She leans heavily on him as they make their way to the door and down the hall, one arm slung over Clint’s shoulders and the other holding her borrowed jacket tightly around her body. Clint’s expecting the worst, so he’s prepared when every single pair of eyes in the room look up to meet them as they enter. Natasha stiffens almost imperceptibly beside him.

Steve is the first one to break the spell, gesturing towards a pile of pizza boxes on the table. “You guys hungry?”

Clint glances down quickly at Natasha, wondering if maybe this was a mistake, he should have just brought her something to eat in her room instead of dragging her out here to answer all their burning questions.

Natasha, however, relaxes into him, her lips turning up in a small smile. “You would not _believe_ how bad the food is in the afterlife.”

The tension dissipates slightly as Clint helps her over to one of the couches, where she sinks down next to Steve. “Good to have you back, Nat,” he says quietly, gently bumping his shoulder into hers.

Bruce passes over two plates and Clint takes his, perching himself on the arm of the couch next to Natasha because he’s still afraid that if she might disappear if he takes his eyes off her. He watches her body language carefully, his eyes trained on her face as she scans the room, taking in the presence of those she hasn’t seen in five years, exchanging soft smiles with Wanda and Bucky and Sam.

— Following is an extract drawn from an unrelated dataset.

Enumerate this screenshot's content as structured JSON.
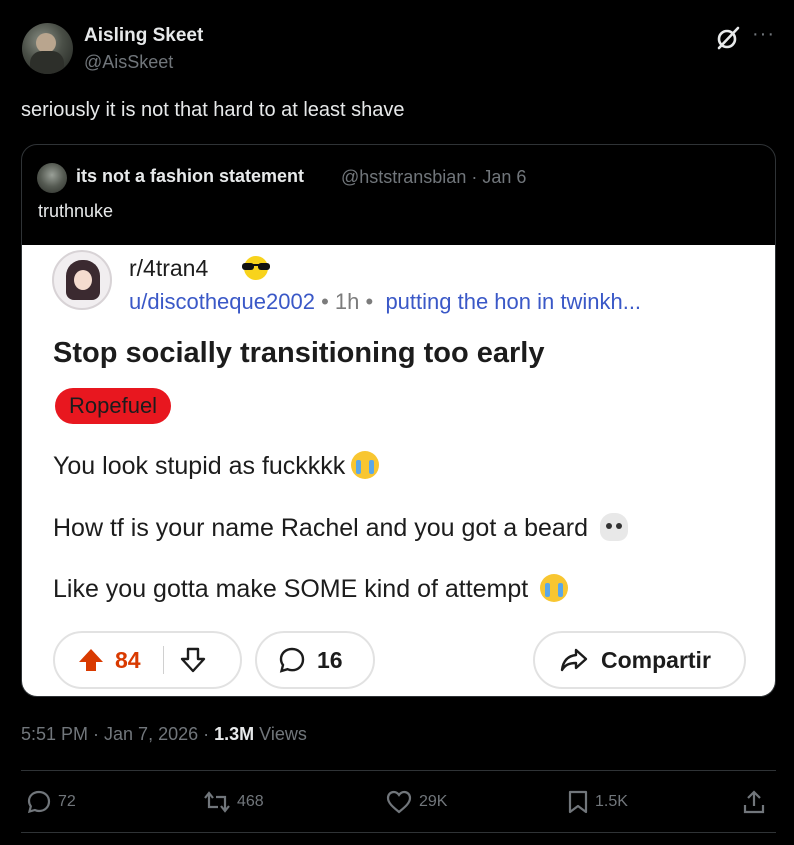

And then she freezes, mouth open, dropping her untouched slice of pizza onto the plate resting on her lap, and asks the last question any of them want to answer.

“Where’s Tony?”

**Notes for the Chapter:**

> groot is Ent kin
> 
> come commiserate with me on tumblr (@natrasharomanova) / twitter (@hoboskywalker)


	4. stars in the southern sky

**Notes for the Chapter:**

> hi welcome to chapter 4
> 
> -thank you so so so SO much to everyone who's kept reading and commenting, you all make my heart so happy and i'm so glad people are enjoying this, the response to this story is way better than i ever imagined and i love you all  
> -this is now my gratuitous "things that should have happened in endgame" fic don't @ me  
> -chapter title from Seven Bridges Road by the Eagles [(listen)](https://www.youtube.com/watch?v=c-q7Mih69KE)  
> -i followed a recipe perfectly this week so no one is allowed to make fun of my cooking anymore

_“Where’s Tony?”_

“Natasha-” Clint starts, trailing off when he realizes that he doesn’t know what to say. He’s been meaning to tell her, he _wanted_ to tell her, but he’s barely holding himself together as it is and she _just_ came back from the dead and he wanted to give her some time to be okay before, well…

Before she wasn’t.

“He’s gone,” Bruce says quietly.

The tension that had all but dissolved earlier feels so thick it threatens to suffocate them.

“Gone,” Natasha repeats flatly. “What do you mean, gone?”

Every eye in the room is downcast. None of them want to break the spell, to say the word they’ve spent the last week avoiding, even though the act of laying him to rest had given Tony’s death the finality that Natasha’s had been lacking.

Natasha’s death, which had been permanent until it wasn’t.

Compared to Tony’s death which was, by nature, irreversible.

Bruce had explained it to them as patiently as he could. The semantics of it had been lost on Clint but the principle of it was that it’s impossible to use the stones to bring someone back if the stones were what killed them in the first place, not without opening some kind of impossible paradox. He doesn’t know much about the physics of time travel and the quantum realm, but he does know that if there was even the tiniest shred of hope that they could bring Tony back, Bruce would have tried it by now.

“He used the stones,” Steve says finally, his voice cutting through the silence like a knife. “He got rid of Thanos, he saved all of our lives, but…”

“He couldn’t survive the radiation,” Bruce finishes.

Natasha’s eyes are watery when she turns to Clint, and behind the tears is an emotion he can only call betrayal. “You told me it worked,” she accuses, choking on a small sob as she reaches up to brush the tears angrily from her eyes. “You told me we _won_. You told me everyone was back, _everyone_ , Clint.”

“I was going to tell you, Nat, I _swear_ , I just wanted to give you time to…to…”

He trails off as Wanda makes her way across the room, fitting herself into the space between Steve and Natasha on the couch and wrapping a protective arm around Natasha’s shoulders. “I was furious at you when I found out what you did to bring us back,” she says softly. “I hated the idea that you died for a world you’d never get to see.”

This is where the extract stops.